Fizi : Quid de la polémique autour de 30.000 dollars alloués au territoire pour un projet à impact visible ?

Une vive polémique secoue depuis quelques jours le territoire de Fizi, dans le Sud-Kivu, après une dénonciation publique de la société civile du secteur de Ngandja accusant l’administrateur du territoire, M. Kalonji Badibanga Samy, d’un présumé détournement de 30.000 dollars américains. Ces fonds, selon la lettre adressée au gouverneur de province, auraient été alloués en septembre 2024 pour la construction d’un marché moderne à Misisi, mais le projet reste toujours sans trace sur le terrain.

Les accusations de la société civile

Dans une correspondance datée du 29 octobre 2025 et adressée au gouverneur du Sud-Kivu, la Société civile populaire pour l’Afrique et plusieurs structures citoyennes du secteur de Ngandja affirment que la somme, évaluée à trente mille dollars américains (environ 90 millions de francs congolais), aurait été « bloquée dans la poche » de l’administrateur du territoire.

« Depuis la réception de cette somme d’argent, une année est déjà passée sans trace ni acte, ni encore autres informations y relatives, rien n’a été réalisé », écrit la société civile dans sa lettre.

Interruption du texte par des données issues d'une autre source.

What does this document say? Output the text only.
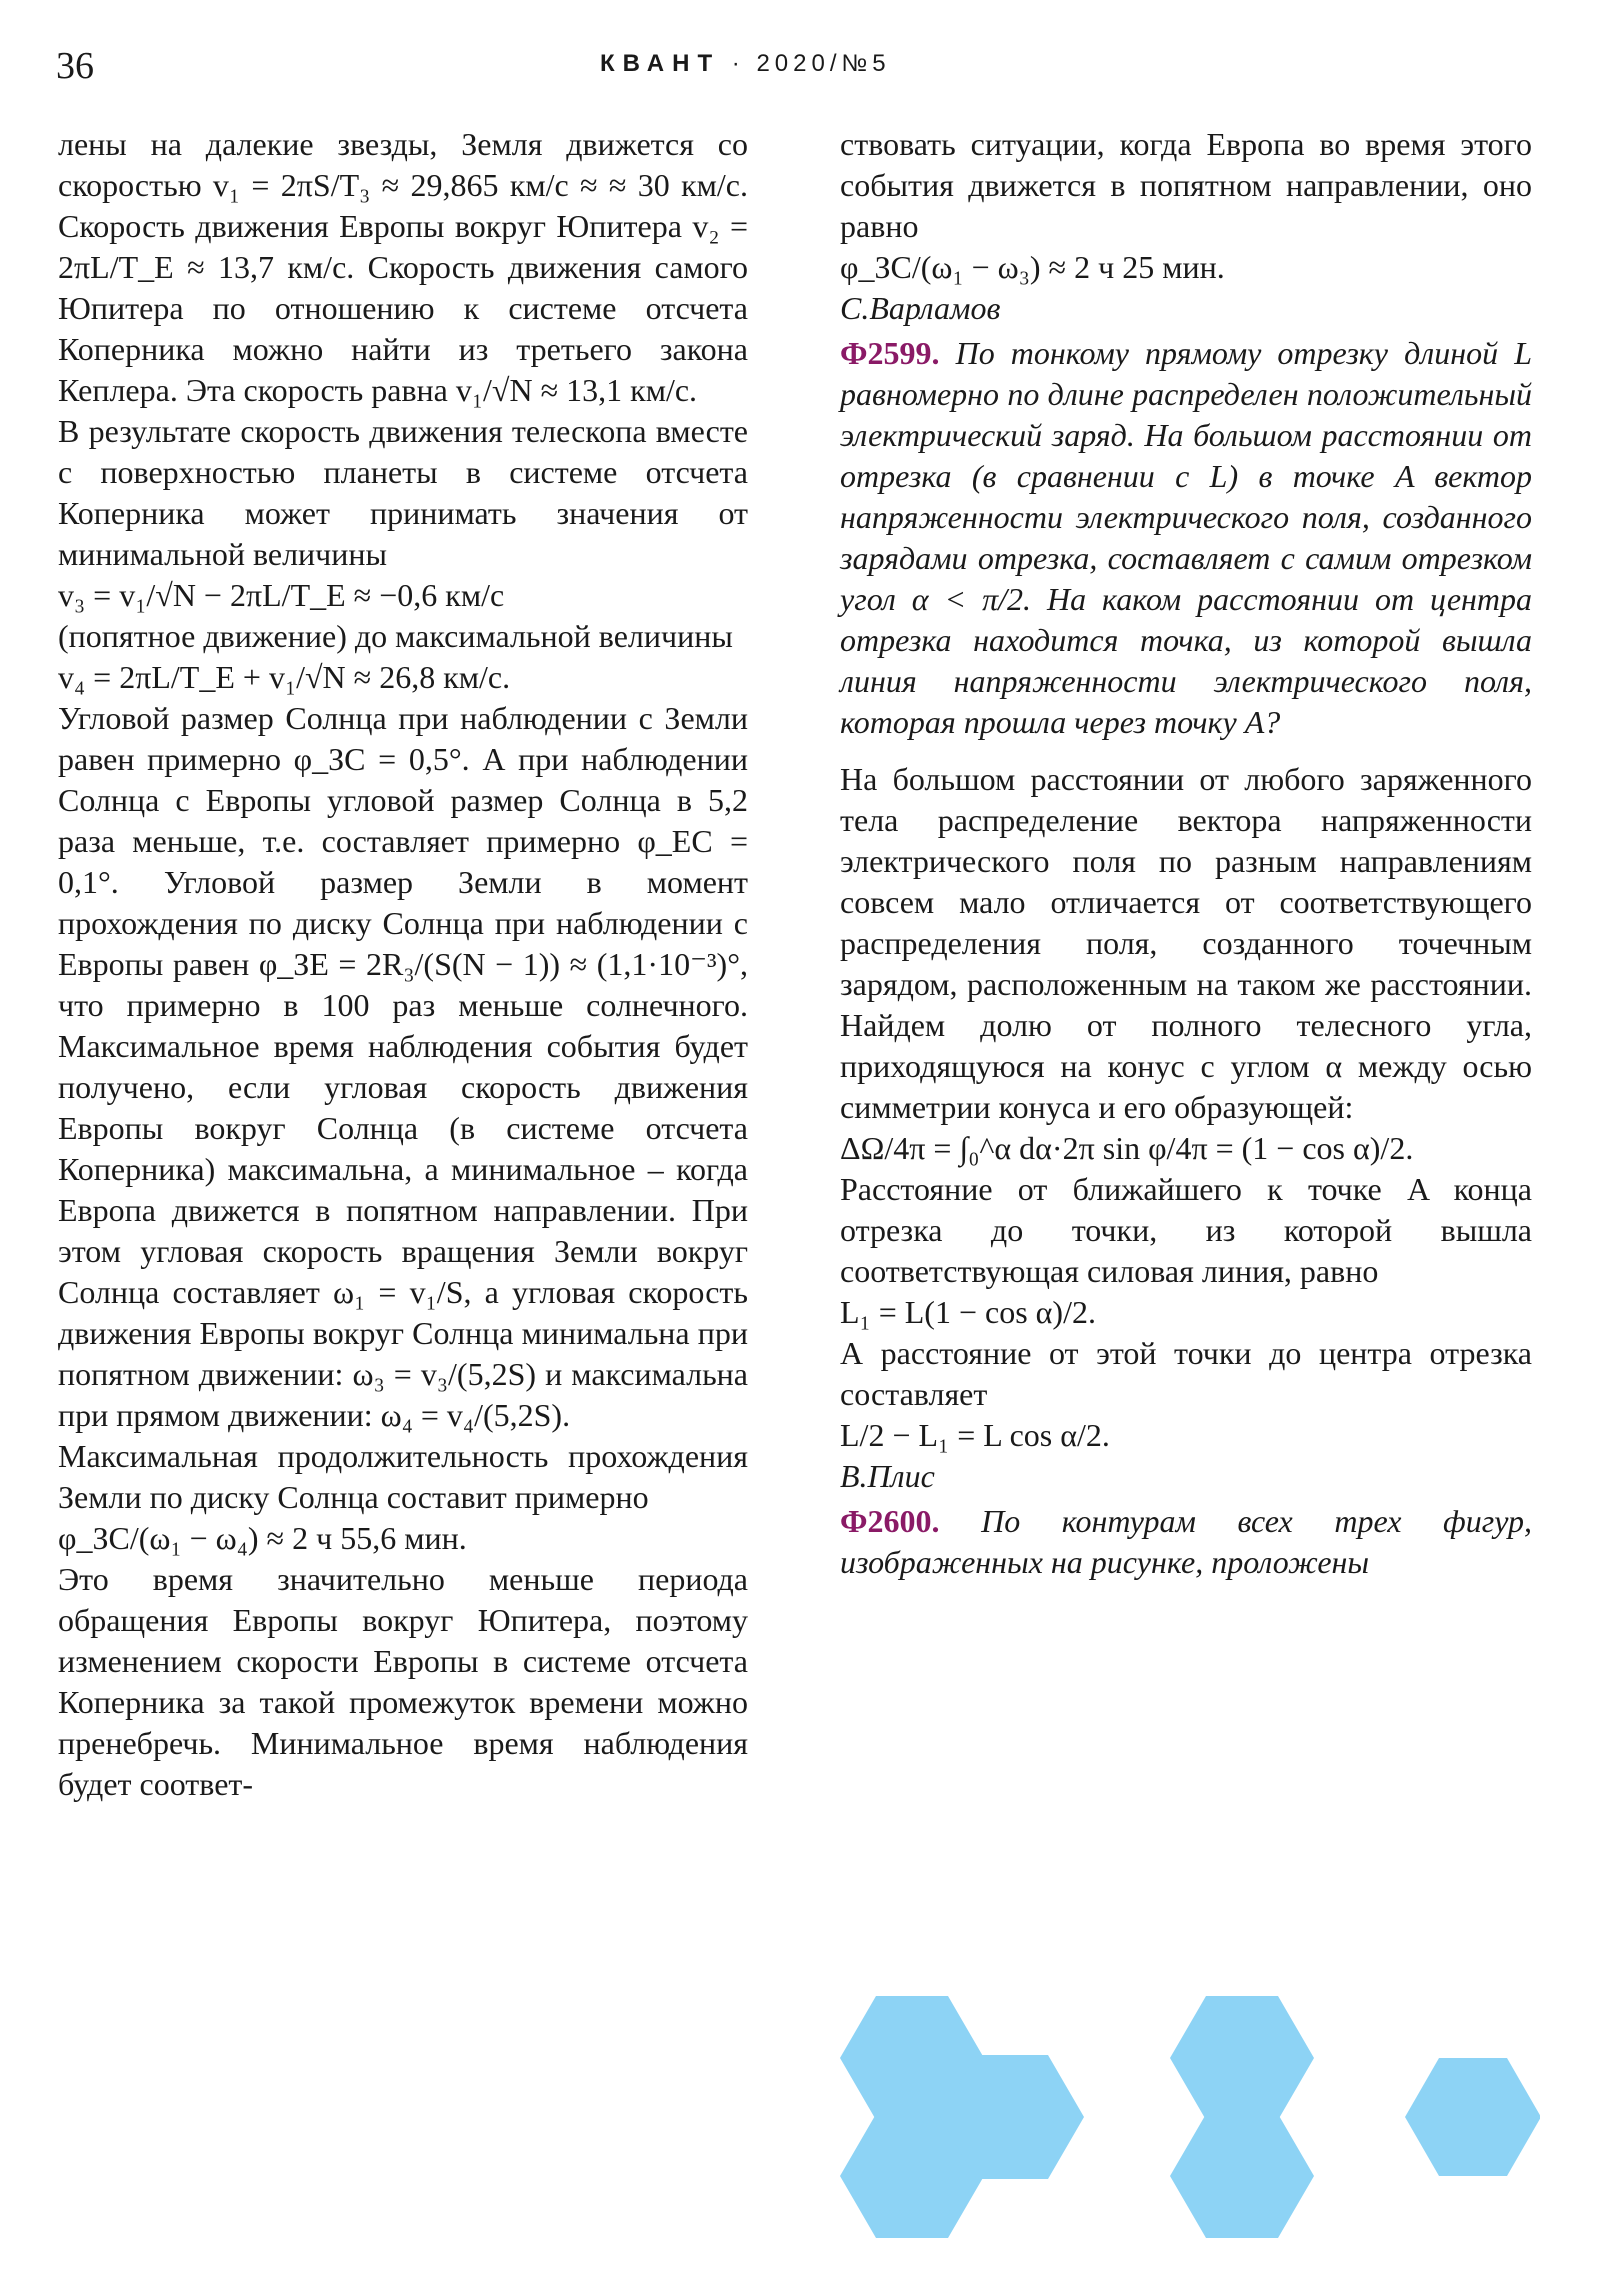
36	КВАНТ · 2020/№5

лены на далекие звезды, Земля движется со скоростью v₁ = 2πS/T₃ ≈ 29,865 км/с ≈ ≈ 30 км/с. Скорость движения Европы вокруг Юпитера v₂ = 2πL/T_E ≈ 13,7 км/с. Скорость движения самого Юпитера по отношению к системе отсчета Коперника можно найти из третьего закона Кеплера. Эта скорость равна v₁/√N ≈ 13,1 км/с.

В результате скорость движения телескопа вместе с поверхностью планеты в системе отсчета Коперника может принимать значения от минимальной величины

v₃ = v₁/√N − 2πL/T_E ≈ −0,6 км/с

(попятное движение) до максимальной величины

v₄ = 2πL/T_E + v₁/√N ≈ 26,8 км/с.

Угловой размер Солнца при наблюдении с Земли равен примерно φ_ЗС = 0,5°. А при наблюдении Солнца с Европы угловой размер Солнца в 5,2 раза меньше, т.е. составляет примерно φ_ЕС = 0,1°. Угловой размер Земли в момент прохождения по диску Солнца при наблюдении с Европы равен φ_ЗЕ = 2R₃/(S(N − 1)) ≈ (1,1·10⁻³)°, что примерно в 100 раз меньше солнечного. Максимальное время наблюдения события будет получено, если угловая скорость движения Европы вокруг Солнца (в системе отсчета Коперника) максимальна, а минимальное – когда Европа движется в попятном направлении. При этом угловая скорость вращения Земли вокруг Солнца составляет ω₁ = v₁/S, а угловая скорость движения Европы вокруг Солнца минимальна при попятном движении: ω₃ = v₃/(5,2S) и максимальна при прямом движении: ω₄ = v₄/(5,2S).

Максимальная продолжительность прохождения Земли по диску Солнца составит примерно

φ_ЗС/(ω₁ − ω₄) ≈ 2 ч 55,6 мин.

Это время значительно меньше периода обращения Европы вокруг Юпитера, поэтому изменением скорости Европы в системе отсчета Коперника за такой промежуток времени можно пренебречь. Минимальное время наблюдения будет соответ-

ствовать ситуации, когда Европа во время этого события движется в попятном направлении, оно равно

φ_ЗС/(ω₁ − ω₃) ≈ 2 ч 25 мин.

С.Варламов

Ф2599. По тонкому прямому отрезку длиной L равномерно по длине распределен положительный электрический заряд. На большом расстоянии от отрезка (в сравнении с L) в точке A вектор напряженности электрического поля, созданного зарядами отрезка, составляет с самим отрезком угол α < π/2. На каком расстоянии от центра отрезка находится точка, из которой вышла линия напряженности электрического поля, которая прошла через точку A?

На большом расстоянии от любого заряженного тела распределение вектора напряженности электрического поля по разным направлениям совсем мало отличается от соответствующего распределения поля, созданного точечным зарядом, расположенным на таком же расстоянии. Найдем долю от полного телесного угла, приходящуюся на конус с углом α между осью симметрии конуса и его образующей:

ΔΩ/4π = ∫₀^α dα·2π sin φ/4π = (1 − cos α)/2.

Расстояние от ближайшего к точке A конца отрезка до точки, из которой вышла соответствующая силовая линия, равно

L₁ = L(1 − cos α)/2.

А расстояние от этой точки до центра отрезка составляет

L/2 − L₁ = L cos α/2.

В.Плис

Ф2600. По контурам всех трех фигур, изображенных на рисунке, проложены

Les signataires de ce document soutiennent que les fonds avaient été officiellement remis à l’administrateur de territoire à titre de rétrocession pour des projets de développement local. Le choix du projet de marché moderne de Misisi, considéré comme le poumon économique du territoire, aurait été approuvé lors d’une réunion tenue à Fizi en présence de plusieurs représentants communautaires.

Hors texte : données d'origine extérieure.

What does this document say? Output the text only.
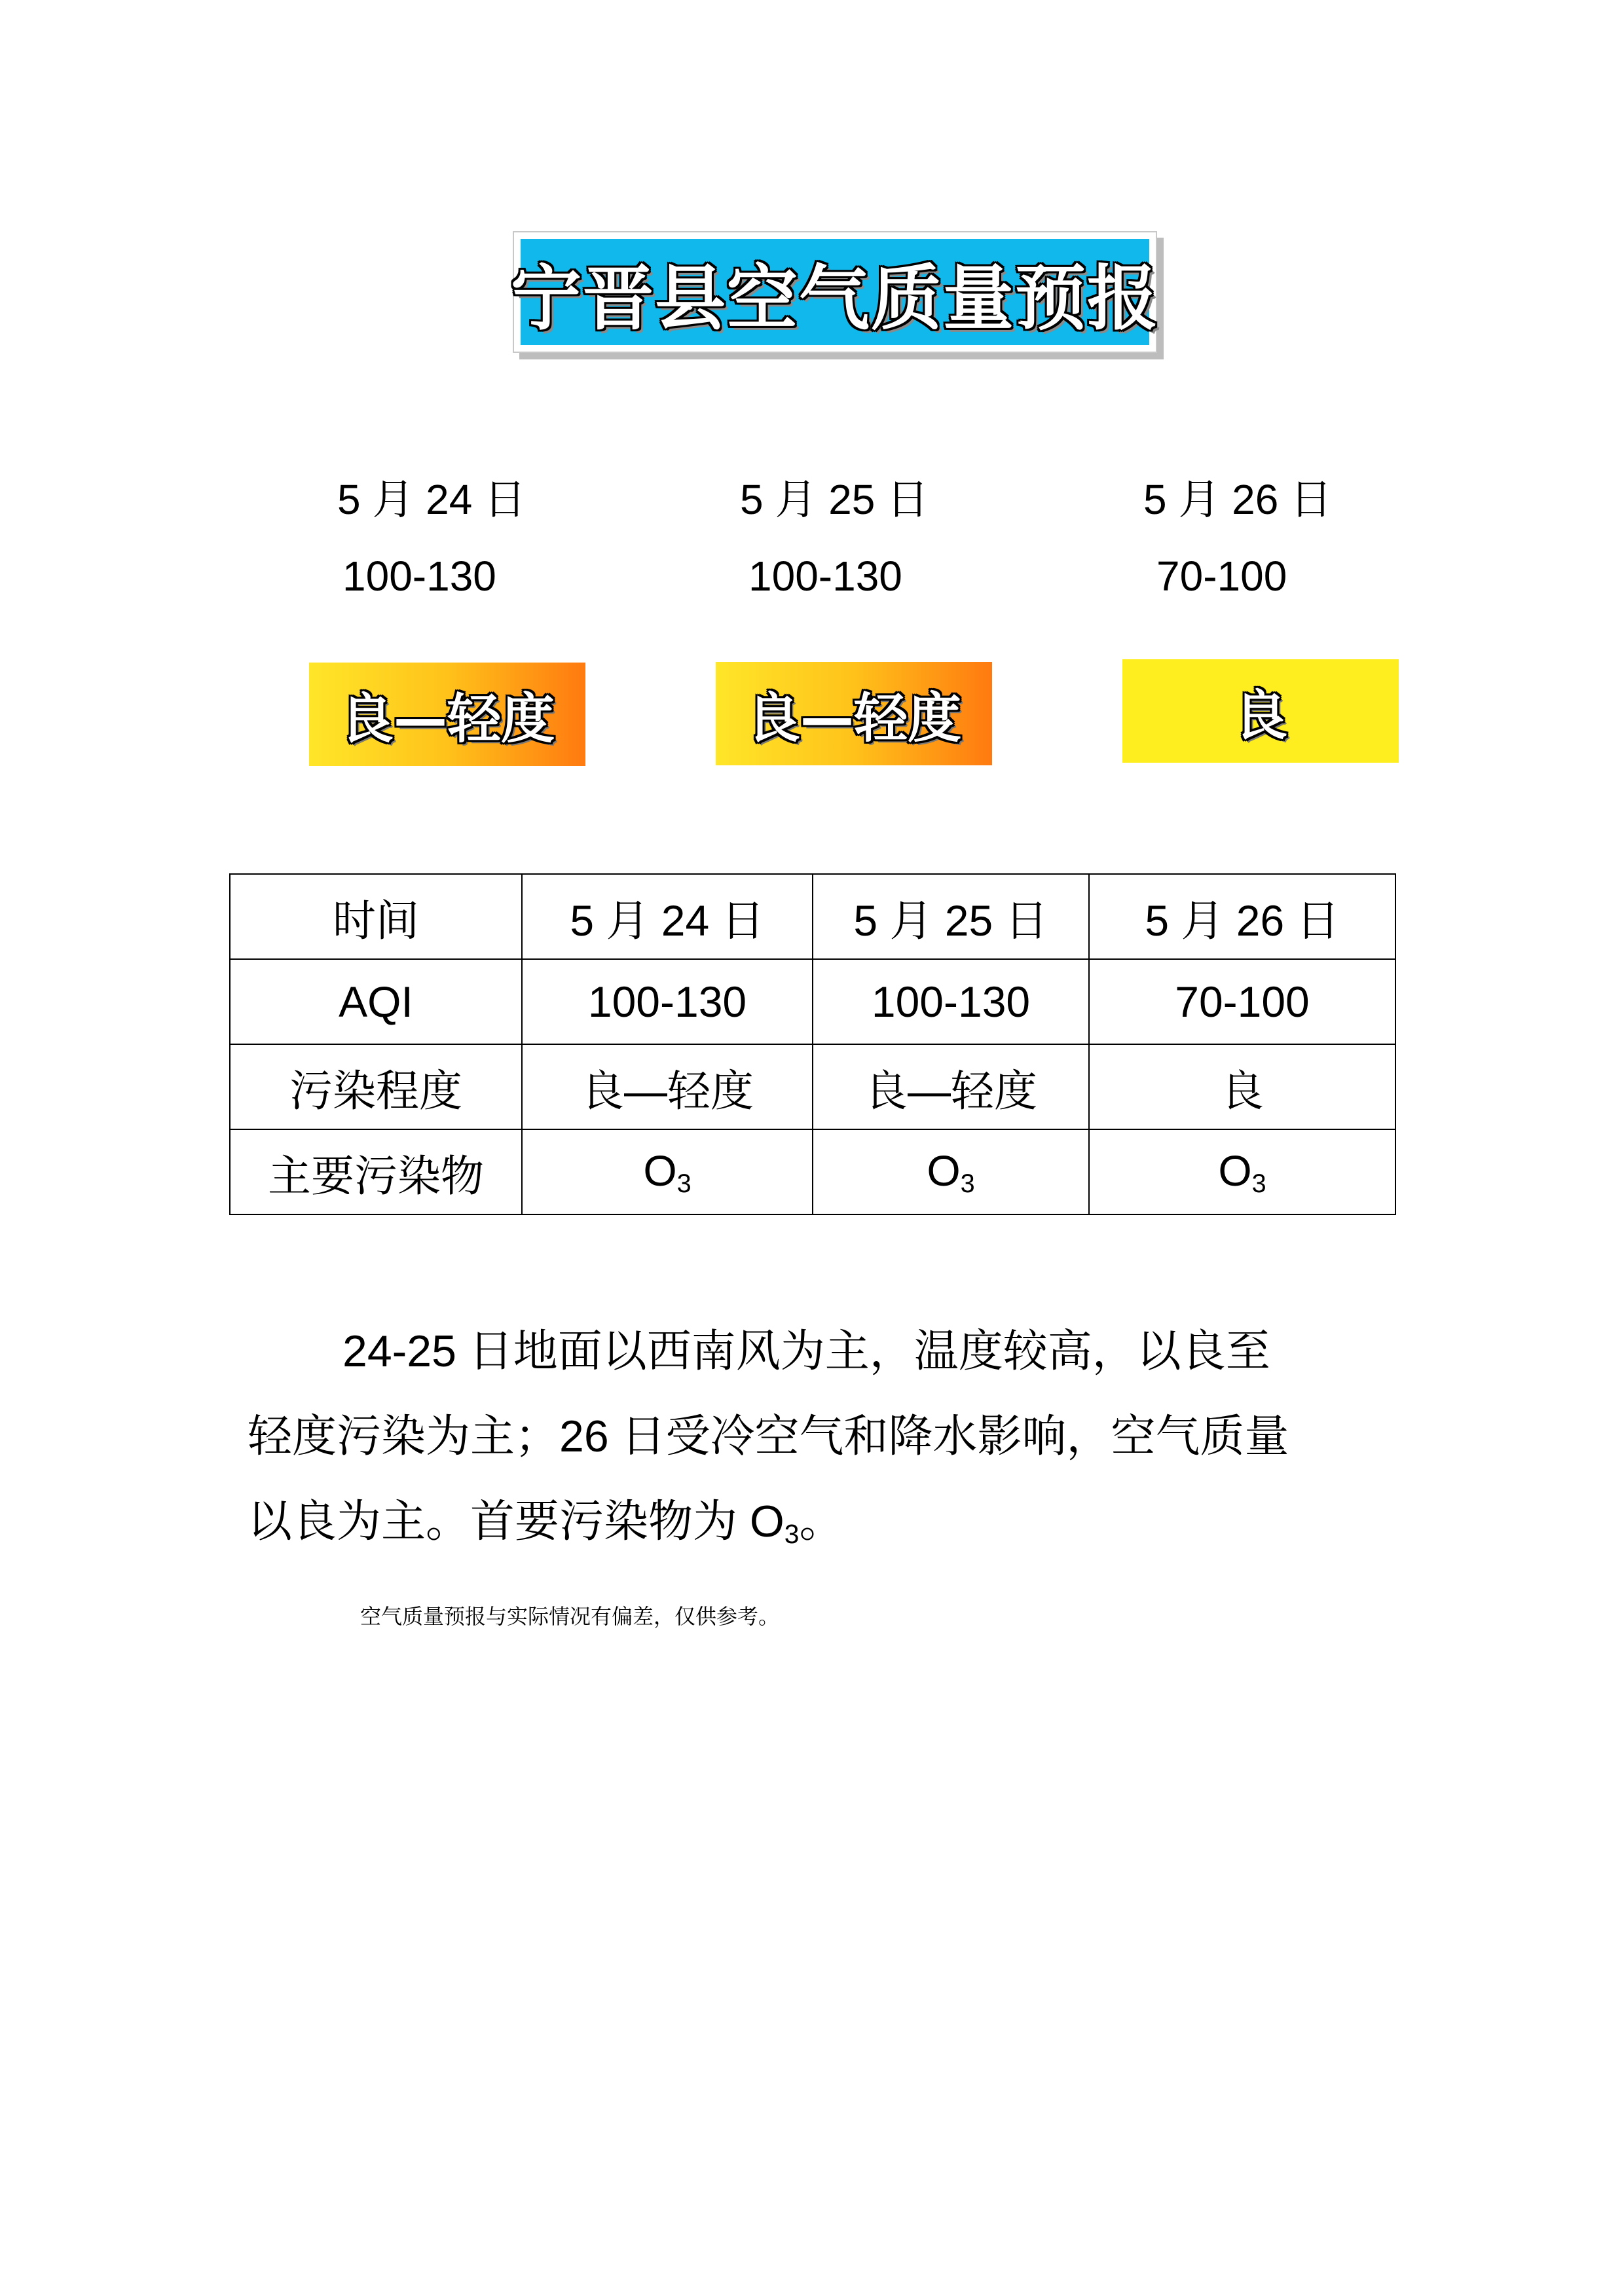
宁晋县空气质量预报
5 月 24 日
100-130
良—轻度
5 月 25 日
100-130
良—轻度
5 月 26 日
70-100
良
时间	5 月 24 日	5 月 25 日	5 月 26 日
AQI	100-130	100-130	70-100
污染程度	良—轻度	良—轻度	良
主要污染物	$O_3$	$O_3$	$O_3$
24-25 日地面以西南风为主，温度较高，以良至
轻度污染为主；26 日受冷空气和降水影响，空气质量
以良为主。首要污染物为 $O_3$。
空气质量预报与实际情况有偏差，仅供参考。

Mais, déplorent-ils, aucun travail n’a débuté à ce jour. « Le manque de bonne volonté de monsieur l’administrateur profite à la souffrance et au malheur de notre population », dénoncent-ils, en accusant M. Kalonji de « détourner » les fonds alloués au projet.

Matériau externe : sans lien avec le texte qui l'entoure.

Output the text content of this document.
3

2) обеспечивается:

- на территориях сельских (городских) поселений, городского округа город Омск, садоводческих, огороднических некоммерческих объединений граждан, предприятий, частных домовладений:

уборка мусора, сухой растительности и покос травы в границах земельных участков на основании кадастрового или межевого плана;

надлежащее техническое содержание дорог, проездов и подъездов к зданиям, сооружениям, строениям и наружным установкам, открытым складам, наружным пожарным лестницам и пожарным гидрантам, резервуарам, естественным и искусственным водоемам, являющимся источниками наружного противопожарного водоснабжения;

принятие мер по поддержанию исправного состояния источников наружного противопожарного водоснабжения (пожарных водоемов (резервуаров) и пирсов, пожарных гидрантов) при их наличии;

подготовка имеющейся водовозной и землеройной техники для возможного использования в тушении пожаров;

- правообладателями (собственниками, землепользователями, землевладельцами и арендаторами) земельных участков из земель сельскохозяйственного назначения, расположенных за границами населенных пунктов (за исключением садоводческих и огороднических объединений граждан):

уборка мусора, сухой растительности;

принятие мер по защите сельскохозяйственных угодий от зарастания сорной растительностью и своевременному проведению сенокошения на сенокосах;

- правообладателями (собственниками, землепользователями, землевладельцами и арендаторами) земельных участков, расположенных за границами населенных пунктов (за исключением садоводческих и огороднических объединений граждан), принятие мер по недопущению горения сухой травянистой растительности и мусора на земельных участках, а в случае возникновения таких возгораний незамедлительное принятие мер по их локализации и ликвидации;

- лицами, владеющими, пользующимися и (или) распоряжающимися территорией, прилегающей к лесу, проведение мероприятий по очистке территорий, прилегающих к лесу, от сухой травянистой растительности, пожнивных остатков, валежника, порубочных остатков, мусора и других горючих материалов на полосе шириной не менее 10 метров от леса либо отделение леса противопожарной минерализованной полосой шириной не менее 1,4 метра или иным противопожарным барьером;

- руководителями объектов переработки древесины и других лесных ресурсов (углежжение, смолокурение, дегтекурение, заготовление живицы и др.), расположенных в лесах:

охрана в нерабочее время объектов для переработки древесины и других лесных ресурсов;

Dans la même lettre, les acteurs de la société civile formulent plusieurs revendications :

• le remboursement intégral de la somme de 30.000 dollars ;

• l’ouverture de poursuites judiciaires contre les présumés auteurs et leurs complices ;

• la construction, dans un délai bref, du marché populaire et moderne de Misisi ;

• et la révocation immédiate de l’administrateur de territoire.

Les signataires menacent même de lancer des actions citoyennes si leurs demandes ne sont pas satisfaites dans un délai de 90 jours, allant jusqu’à appeler à un boycott du paiement des taxes locales dès 2026.

La réaction de l’administrateur de territoire

Contacté pour réaction, l’administrateur de territoire de Fizi, M. Kalonji Badibanga Samy, a rejeté en bloc ces accusations qu’il qualifie de « mensongères et infondées ».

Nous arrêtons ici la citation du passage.